The Miss Julie Dream Project

by Analyn Revilla

I like dreaming – and I remember my dreams vividly, and enjoy analyzing and talking about them.  It could be a narcissist quirk, or I’m just hoping to unearth some answers to the eternal question, ‘what’s wrong with me?!’  So I’ve been reading up on dream interpretation.  I learned that C.G. Jung and Freud differed on the subject of dream interpretation and techniques.  Freud claims that dreams are rooted in sexual desires and repressions; while Jung sought to explain themes and characters in dreams as archetypes rooted in mythology.

“The Miss Julie Dream Project” straddles the real and surreal world of which is indeed like lucid dreaming.

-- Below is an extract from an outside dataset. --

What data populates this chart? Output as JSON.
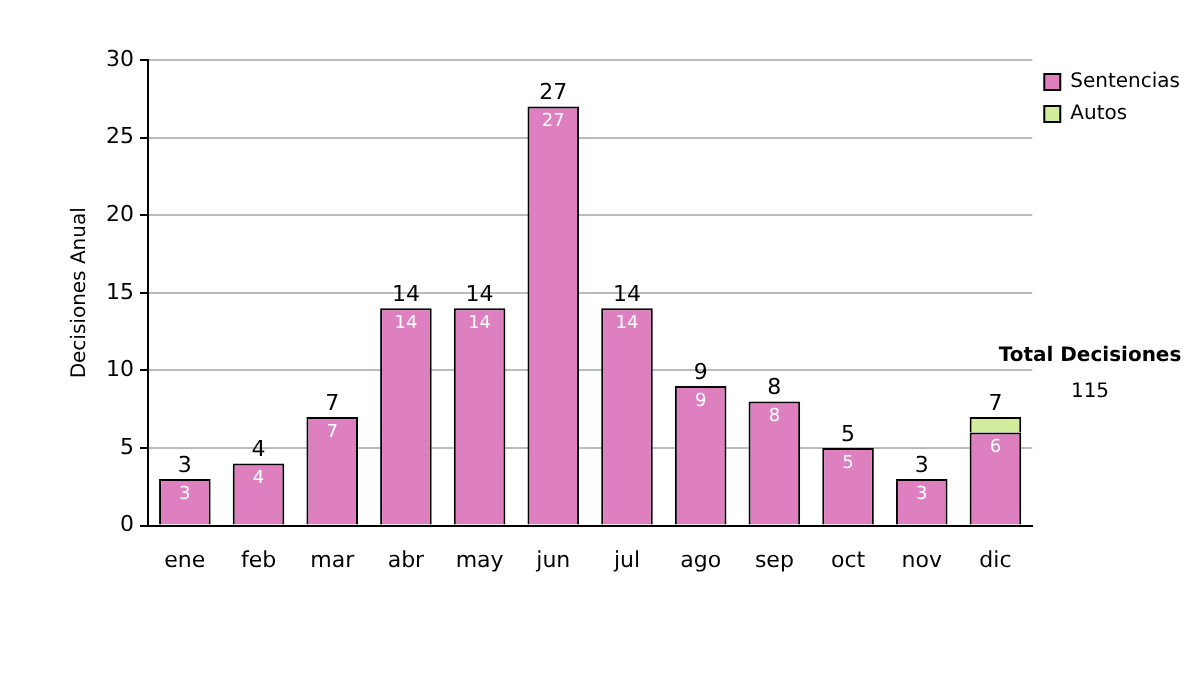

On opening night, Mina, an actress who plays the classic heroine of Miss Julie, faces the heroine in the surreal world.  Miss Julie refuses to surrender to her written fate.  Her rebellion leads to a missing actress while her ensemble of actors and a director fumble through a performance without the lead character.  The dream weaves in and out of  the dream world and the non-dream world.   The actors playing as actors travel through a worm hole subjected to immense gravitational forces that collapses and expands bodies and minds as its pulled and pushed between two parallel worlds.

It’s a fresh theme that the Fell Swoop Playwrights developed based on August Strindberg’s plays “Miss Julie” and “The Dream Project”.  How daunting it must be for 9 playwrights to collaborate on writing one piece about two different plays.  I’m not a numbers person, and so 9-1-2 is already a lot of numbers in one sentence.  But it really worked with “The Miss Julie Dream Project”.

I watched the play at the Three Clubs theatre.  We were a tad late (sorry…), so I missed the first 2 minutes.  Miss Julie and Mina were already arguing.  Walking into the show late then trying to figure out what I had missed was doubly challenging.  The extra challenge after “I got it” was realizing that I’ve walked into Mina’s dream.  Miss Julie does not want to die again like she does every night of the performance.

In the midst of their conversation, the troupe enters with the director shouting “directions” of course.  The action moves quickly from “Where’s Mina?” to “Oh, they’re here” – the audience… “What do we do?”  It’s a quick but very subtle movement from dream to reality and then back to dream when Mina tries to tell them “I’m here”, but she’s trapped with Miss Julie who won’t allow her to return to the stage of reality.

The interplay of the characters moving from real to surreal is like seagulls beating their wings to catch the air current that allows them to soar and float effortlessly.

What does Miss Julie want, if she’s refusing to fulfill her playwright’s designed demise?  She wants to feel alive, and what could be more alive than having an affair?  Like any willful heroine she gets what she wants, but at what cost?  Who’s going to have the baby and in which life will the baby be born?  You know all these questions aren’t going to be answered in the dream.  The answers only come to blossom after the images and words have stewed in your subconscious for several days.  And this is what has happened to me.  It’s Wednesday, the fifth day, after seeing the play.  Sometimes it’s hard to appreciate what’s happened until after its taken effect – kind of like the absorption time needed to learn a new skill.

The Miss Julie Dream Project” is a fun brain teaser.  There are 3 shows left:  Thursday, June 20th; Saturday, June 22nd; Wednesday June 26th at Three Clubs.